Today marriage is ridiculed, resented, rejected, and redefined. What are we going to do about this? The church cannot cower in silence! As you have heard, there is too much at stake.
When a culture claims to care about children, we must point out that children who grow up with both a mother and a father grow up healthier, happier, and stronger. They are less likely to fail in school, less likely to abuse drugs and alcohol, less likely to do jail time, and less likely to experience distress, depression, and thoughts of suicide. They are also less likely to perpetuate these problems to the next generation.
When a culture claims to champion women, we must point out that women who marry and stay married have lower rates of depression, have a lower risk of being a victim of crime or violence, and have a higher net worth than those living with an unmarried man.
When a culture claims to care for the poor, we must point out that the dissolution of marriages disproportionately hurts the poor. A single mother with children has never been a viable economic unit, and poor children get hurt the most by the economic consequences of divorce. Children who grow up without both mother and father are more likely to live their entire lives in poverty.
And what about men? Men who marry and stay married have fewer illnesses, fewer injuries, and live longer than single men. They earn more money and amass more net worth than single men with similar education and job histories, including men who live with unmarried women.
On CNN I was asked, “Can you imagine ever changing your mind about gay marriage?” I said no. “Why?” I said, “Because I fear God’s disapproval more than I fear your disapproval or society’s.” As Saint Peter has said, “We must obey God rather than men.”
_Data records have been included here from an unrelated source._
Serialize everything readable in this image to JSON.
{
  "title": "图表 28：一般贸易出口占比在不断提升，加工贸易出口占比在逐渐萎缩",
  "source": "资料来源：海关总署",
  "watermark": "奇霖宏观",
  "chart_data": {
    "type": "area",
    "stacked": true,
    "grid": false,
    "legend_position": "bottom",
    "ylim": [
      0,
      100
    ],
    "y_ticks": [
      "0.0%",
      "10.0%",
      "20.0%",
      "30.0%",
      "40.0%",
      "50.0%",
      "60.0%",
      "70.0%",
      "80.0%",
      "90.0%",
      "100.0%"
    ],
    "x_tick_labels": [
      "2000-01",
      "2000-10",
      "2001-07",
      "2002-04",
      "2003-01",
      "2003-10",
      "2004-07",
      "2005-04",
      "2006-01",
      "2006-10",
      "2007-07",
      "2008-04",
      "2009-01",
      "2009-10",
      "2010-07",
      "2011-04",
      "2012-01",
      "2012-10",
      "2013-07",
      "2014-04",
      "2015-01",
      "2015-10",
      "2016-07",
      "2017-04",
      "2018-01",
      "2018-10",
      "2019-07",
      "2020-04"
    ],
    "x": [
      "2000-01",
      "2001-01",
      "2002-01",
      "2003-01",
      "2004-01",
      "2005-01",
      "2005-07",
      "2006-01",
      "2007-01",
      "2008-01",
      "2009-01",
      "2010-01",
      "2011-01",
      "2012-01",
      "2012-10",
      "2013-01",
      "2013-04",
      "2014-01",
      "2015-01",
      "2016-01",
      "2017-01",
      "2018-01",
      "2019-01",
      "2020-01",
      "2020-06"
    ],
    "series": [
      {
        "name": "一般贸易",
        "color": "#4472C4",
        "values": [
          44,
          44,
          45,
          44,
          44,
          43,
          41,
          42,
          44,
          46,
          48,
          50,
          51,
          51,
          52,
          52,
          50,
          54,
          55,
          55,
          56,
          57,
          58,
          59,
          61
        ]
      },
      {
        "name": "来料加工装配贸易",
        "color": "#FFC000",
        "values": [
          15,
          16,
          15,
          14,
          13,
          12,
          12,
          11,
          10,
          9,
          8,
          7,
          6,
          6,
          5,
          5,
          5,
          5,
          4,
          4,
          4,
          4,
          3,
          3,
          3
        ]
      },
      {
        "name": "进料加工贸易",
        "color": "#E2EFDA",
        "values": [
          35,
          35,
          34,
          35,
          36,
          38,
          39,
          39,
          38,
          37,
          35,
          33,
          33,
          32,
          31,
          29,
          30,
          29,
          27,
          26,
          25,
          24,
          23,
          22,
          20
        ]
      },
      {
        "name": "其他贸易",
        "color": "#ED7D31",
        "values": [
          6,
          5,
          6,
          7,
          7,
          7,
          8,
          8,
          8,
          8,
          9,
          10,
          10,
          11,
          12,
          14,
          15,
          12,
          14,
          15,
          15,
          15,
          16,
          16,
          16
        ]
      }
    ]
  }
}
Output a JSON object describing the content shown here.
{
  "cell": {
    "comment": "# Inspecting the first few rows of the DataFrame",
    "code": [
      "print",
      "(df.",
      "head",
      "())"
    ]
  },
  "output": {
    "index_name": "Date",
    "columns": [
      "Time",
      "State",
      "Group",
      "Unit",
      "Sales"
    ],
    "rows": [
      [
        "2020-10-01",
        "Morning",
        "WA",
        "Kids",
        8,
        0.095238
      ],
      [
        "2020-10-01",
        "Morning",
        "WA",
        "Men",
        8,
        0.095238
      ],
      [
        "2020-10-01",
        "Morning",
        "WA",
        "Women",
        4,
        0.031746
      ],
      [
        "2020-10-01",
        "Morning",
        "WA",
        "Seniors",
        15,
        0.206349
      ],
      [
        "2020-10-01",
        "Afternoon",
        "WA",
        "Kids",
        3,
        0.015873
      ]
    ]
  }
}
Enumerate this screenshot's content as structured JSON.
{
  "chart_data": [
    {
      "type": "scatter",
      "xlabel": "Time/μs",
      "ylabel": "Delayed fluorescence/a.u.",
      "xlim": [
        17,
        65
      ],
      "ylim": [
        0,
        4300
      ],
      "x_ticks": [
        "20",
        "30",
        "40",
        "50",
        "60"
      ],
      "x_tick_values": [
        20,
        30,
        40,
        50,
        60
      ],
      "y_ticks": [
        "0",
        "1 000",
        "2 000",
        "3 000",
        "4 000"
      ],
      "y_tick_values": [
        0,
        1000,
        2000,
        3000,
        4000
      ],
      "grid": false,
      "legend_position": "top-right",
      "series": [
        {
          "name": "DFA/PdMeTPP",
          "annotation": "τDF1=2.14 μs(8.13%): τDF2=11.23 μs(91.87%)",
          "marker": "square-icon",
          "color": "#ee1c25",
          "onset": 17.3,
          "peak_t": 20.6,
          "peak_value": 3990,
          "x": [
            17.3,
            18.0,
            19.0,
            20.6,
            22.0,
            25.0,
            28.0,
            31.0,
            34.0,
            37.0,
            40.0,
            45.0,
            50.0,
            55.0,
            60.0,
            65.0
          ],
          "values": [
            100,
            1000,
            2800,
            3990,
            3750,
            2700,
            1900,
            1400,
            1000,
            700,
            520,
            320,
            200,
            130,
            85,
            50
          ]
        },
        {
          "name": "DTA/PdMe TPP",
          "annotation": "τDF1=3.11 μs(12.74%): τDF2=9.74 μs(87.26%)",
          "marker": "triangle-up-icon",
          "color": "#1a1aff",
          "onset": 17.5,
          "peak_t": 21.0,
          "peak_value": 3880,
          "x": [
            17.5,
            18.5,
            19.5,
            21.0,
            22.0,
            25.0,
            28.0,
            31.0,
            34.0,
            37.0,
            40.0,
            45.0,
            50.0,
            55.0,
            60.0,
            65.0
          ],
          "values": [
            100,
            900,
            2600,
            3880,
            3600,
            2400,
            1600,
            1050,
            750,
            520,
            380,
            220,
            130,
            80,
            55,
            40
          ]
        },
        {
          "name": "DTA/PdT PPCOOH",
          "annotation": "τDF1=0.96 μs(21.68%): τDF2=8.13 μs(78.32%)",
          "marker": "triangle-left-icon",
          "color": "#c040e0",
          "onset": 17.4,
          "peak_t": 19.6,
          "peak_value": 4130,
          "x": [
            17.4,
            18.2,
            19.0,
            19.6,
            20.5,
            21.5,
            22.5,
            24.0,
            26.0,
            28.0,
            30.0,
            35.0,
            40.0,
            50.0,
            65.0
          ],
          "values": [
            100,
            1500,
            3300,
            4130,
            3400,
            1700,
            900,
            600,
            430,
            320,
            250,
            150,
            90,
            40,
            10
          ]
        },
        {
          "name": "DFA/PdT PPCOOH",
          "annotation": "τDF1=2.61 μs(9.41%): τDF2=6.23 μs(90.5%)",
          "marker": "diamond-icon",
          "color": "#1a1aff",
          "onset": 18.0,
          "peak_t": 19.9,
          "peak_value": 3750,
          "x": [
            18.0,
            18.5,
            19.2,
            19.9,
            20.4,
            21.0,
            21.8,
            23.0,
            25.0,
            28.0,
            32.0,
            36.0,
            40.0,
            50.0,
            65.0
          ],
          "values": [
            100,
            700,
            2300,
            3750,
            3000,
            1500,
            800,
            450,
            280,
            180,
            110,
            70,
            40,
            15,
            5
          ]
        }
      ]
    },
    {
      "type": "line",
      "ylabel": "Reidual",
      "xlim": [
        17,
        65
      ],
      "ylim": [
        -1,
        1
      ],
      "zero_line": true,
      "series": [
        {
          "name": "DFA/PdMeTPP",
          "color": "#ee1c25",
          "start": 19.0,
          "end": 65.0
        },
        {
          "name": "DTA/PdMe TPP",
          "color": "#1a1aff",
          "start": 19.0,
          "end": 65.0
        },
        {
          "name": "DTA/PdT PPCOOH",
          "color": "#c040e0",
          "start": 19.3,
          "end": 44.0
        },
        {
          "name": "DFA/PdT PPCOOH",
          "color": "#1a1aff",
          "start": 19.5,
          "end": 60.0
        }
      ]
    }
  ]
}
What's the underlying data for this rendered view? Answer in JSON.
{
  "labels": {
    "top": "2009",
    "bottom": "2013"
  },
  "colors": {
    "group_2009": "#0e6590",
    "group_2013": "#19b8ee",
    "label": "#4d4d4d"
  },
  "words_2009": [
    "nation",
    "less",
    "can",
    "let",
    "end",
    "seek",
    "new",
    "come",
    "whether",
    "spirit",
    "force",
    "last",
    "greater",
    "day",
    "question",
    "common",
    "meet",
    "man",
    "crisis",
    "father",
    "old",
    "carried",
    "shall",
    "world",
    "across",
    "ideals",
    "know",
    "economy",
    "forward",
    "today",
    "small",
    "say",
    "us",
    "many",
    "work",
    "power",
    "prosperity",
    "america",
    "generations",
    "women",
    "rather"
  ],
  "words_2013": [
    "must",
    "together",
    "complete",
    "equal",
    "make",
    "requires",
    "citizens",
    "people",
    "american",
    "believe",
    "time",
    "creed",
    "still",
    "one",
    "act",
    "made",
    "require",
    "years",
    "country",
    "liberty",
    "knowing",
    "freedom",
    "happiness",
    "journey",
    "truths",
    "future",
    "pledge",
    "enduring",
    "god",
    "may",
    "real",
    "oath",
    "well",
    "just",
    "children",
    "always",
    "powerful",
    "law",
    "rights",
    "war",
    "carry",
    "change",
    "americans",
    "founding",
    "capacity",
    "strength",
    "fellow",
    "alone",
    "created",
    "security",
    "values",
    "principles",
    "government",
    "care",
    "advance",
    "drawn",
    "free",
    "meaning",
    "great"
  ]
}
The only way to always be relevant is to be eternal. What is in style goes out of style; no revolution lasts. Every lie eventually crumbles under its own deception. Cultures rise and fall, cultures come and go, but the Word of God and the church of God continues. It isn’t necessary to be on the right side of culture or the right of history. It is just necessary to be on the right side!
In many ways, the debate over the definition of life, of sex, and of marriage is, in reality, a question of leadership. Who is going to lead? Will the church follow the crowd, or will the church lead the crowd? In Exodus 23:2 God says “Do not follow the crowd in doing wrong.” Why? Because history shows that the majority is often wrong. The dustbins of history are stuffed with the conventional wisdom of cultures that proved false. Truth is not decided by a popularity contest.